One of the only quotes I agreed with was this: "People kept saying, 'It doesn't matter if this ends in five minutes, what matters is what we do when we leave here-how this changes us.' God has become real to me and I have a responsibility and a gift to take and share with the world."

But I think their perspective is one of evangelism and salvation, whereas I now understand the gift of God to share with the world is love-in-a-grace-type-of-way, not "repent and ye shall be saved so you can go to heaven with the rest of us" type of way.

The responsibility I see that comes from revival is prayers for justice, prayers for work on behalf of the lives that people are living, not ultimate concern for where they will spend eternity. (I guess my fear of hell has diminished greatly in 10 years.)

I think it's great that folks are sensing God's spirit and responding to it, but I don’t believe that that's a sign that God WASN'T there, or that they weren't responding before. A friend is travelig great lengths to go to Wilmore today to be a part of this. She actually said - "if the Holy Spirit won't come to me, I'll go to where he is." That made me sad, that we've associated emotions & feelings with the presence of God & the Holy Spirit. Do we not really believe "lo, I am with you always?" anymore? Do we have to have an emotional high to believe that God loves us? To believe that we have a gift for the world and a responsibility to that world? To understand the presence of the holy spirit is one that interprets our groanings and interprets our prayers for the Lord is one (for me) that doesn't require a lot of emotional connection - in fact, I trust heavily that even though I can't FEEL anything right now (shock of my current situation, I think)... I have to trust that God is as with me now as God was with me before, and I try to take comfort in that. I have to trust that the Holy Spirit hears my cries during the night and during the day, and senses the hurting in my soul, and somehow, those are turned into prayers for my current situation in life. I HAVE to trust that even though I can't pray for myself right now, the prayers of others are working in the mysterious ways that things like that happen.

I guess my question comes down to this: can we personally KNOW/FEEL/BELIEVE the presence(constant companionship) of God without an emotional high? Without the chapel revival or the campfire prayers? Without the summer camp alter call or the baptism in the lake?

3 Comments:

Blogger Duncan said...

Hi there!! - good to hear from you too. I saw you linked on a couple of others sites too - read your stuff about Katrina (I knew you were down there) - good stuff. And by the way - not offended on the Asbury Revival posting - I think your comments are accurate. It's amazing what 10 years perspective will do . . .

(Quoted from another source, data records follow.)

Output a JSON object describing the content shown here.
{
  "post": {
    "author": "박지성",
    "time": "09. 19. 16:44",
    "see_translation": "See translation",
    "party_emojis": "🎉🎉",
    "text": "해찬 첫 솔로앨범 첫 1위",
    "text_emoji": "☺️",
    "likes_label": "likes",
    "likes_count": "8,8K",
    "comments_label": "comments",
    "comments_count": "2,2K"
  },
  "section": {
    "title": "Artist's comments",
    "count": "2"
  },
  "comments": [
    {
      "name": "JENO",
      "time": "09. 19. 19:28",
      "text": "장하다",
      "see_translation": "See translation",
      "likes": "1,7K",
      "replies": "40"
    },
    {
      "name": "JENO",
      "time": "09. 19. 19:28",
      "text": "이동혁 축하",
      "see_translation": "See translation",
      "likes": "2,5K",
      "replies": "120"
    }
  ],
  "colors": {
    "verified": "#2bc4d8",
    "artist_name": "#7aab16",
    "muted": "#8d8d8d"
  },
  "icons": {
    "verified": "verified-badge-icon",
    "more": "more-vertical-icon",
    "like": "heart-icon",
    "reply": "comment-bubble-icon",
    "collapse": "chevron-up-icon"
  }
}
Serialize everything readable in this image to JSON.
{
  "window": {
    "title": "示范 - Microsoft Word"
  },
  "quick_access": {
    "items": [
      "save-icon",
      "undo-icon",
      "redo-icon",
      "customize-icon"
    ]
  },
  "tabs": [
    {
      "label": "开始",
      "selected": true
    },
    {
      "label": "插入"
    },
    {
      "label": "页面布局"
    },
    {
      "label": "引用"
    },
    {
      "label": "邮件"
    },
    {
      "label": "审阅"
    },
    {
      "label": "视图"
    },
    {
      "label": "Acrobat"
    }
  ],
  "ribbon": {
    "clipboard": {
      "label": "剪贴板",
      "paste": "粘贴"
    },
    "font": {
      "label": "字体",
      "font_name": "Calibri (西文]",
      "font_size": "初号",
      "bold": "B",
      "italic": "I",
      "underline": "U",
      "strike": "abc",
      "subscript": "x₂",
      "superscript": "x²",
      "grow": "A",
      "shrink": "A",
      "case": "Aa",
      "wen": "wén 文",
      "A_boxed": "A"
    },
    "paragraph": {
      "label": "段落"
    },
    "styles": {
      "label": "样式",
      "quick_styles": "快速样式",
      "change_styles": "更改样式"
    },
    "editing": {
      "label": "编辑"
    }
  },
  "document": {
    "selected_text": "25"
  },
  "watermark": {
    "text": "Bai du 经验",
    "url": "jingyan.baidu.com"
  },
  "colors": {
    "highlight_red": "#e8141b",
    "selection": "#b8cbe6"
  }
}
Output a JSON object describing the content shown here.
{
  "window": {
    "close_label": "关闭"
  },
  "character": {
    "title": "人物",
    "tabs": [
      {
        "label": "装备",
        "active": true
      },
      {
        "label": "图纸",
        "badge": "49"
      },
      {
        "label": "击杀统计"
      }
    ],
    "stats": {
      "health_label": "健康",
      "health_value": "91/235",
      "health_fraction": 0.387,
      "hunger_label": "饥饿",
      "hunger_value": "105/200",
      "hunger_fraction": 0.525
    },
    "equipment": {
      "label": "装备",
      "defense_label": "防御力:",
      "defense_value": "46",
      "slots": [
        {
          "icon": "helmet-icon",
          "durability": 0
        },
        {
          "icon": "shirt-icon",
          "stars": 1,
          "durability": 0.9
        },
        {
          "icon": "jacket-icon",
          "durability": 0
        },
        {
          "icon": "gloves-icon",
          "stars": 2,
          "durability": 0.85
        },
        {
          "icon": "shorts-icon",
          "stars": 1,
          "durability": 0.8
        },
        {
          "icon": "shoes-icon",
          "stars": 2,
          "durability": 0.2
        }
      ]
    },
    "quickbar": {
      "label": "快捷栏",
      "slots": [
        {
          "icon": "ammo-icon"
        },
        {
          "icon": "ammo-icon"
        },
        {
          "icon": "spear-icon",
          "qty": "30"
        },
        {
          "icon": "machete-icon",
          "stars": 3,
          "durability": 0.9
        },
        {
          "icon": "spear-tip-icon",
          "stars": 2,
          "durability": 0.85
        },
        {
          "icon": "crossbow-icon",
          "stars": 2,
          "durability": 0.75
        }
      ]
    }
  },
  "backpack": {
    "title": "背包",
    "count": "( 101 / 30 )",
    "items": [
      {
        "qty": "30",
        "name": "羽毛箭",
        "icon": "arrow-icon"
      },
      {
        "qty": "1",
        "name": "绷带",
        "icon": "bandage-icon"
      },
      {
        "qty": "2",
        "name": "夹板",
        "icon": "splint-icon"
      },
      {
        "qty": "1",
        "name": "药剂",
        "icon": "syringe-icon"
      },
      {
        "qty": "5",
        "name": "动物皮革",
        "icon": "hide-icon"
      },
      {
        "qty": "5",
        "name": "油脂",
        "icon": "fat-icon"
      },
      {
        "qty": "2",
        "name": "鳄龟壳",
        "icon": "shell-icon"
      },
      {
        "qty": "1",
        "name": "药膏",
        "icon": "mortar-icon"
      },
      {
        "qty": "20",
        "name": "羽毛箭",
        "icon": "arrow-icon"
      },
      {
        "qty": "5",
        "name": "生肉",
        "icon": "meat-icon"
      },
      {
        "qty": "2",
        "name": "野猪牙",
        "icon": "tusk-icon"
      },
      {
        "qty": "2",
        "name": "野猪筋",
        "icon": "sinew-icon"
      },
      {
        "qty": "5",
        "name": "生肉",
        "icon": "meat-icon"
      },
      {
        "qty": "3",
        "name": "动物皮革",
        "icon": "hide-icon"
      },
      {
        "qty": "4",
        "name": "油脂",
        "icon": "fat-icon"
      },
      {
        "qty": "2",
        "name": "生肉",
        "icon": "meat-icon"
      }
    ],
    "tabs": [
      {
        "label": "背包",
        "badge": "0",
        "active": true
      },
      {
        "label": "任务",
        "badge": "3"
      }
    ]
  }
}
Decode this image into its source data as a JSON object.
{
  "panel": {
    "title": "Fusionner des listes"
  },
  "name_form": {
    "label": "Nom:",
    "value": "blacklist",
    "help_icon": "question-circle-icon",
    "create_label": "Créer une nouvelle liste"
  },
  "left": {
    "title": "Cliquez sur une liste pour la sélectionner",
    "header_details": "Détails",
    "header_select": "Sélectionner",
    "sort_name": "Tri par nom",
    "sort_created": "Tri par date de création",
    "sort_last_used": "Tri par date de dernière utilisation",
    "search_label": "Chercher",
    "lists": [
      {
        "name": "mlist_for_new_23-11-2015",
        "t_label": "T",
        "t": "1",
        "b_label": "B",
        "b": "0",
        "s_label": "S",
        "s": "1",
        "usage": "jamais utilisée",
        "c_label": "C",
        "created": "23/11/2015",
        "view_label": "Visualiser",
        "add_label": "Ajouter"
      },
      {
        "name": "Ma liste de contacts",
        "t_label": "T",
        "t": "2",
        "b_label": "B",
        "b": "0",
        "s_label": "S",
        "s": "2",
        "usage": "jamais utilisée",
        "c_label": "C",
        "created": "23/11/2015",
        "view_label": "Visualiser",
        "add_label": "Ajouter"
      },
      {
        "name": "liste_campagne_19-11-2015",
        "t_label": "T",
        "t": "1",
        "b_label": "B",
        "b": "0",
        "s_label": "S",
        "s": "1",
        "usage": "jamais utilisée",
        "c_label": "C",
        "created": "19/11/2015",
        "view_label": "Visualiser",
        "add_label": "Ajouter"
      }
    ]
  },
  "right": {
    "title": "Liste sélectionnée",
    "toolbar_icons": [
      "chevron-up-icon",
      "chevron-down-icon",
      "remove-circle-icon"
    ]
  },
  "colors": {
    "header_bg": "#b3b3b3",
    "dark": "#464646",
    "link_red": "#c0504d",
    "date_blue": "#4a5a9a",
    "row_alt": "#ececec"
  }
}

Can I throw up your link on my page?

12:09 PM  
Anonymous Anonymous said...

Ditto. I actually don't think God is in the warm and fuzzy at all. I think that's hype we create for ourselves. I think God is in the nitty gritty, the down and dirty.

2:54 PM  
Blogger Cherie from the Queen of Free said...

Ok for starters your comments about having to pee at the retreat were hilarious. I think that might have crossed my mind a few times as well.

In addition, it definitely was predominant in the culture at Asbury when we were there... the feeling of "are we going to be the ones? the ones who will experience the revivial like the one in the 1970s." And we all full well knew that we weren't as holy as those who had trod the path to Hughes some 20 odd years before us...

Not to offend but, "if the Holy Spirit won't come to me, I'll go to where he is" made me cringe.

I'm still on the fence about it all. I hate to discount anyone's personal experience with God, warm and fuzzy or not. It's certainly not what I've found to be true about His nature but I don't think that it's wise to seek to contain Him in a box (whether that's an emotion-filled revival one or a social justice one). And what we'll definitely pray is that for those students who are having a "life change" sort of moment, they'll take what God gives them and go into the world doing more than bopping people on the head with a Bible and stuffing a tract in their mouth.

As a TA, it sounds like an awfully good excuse for not having done a paper or missing a deadline. Glad I'm working with students on a secular campus. HA.

Good comments Becky. Ever read any Donald Miller?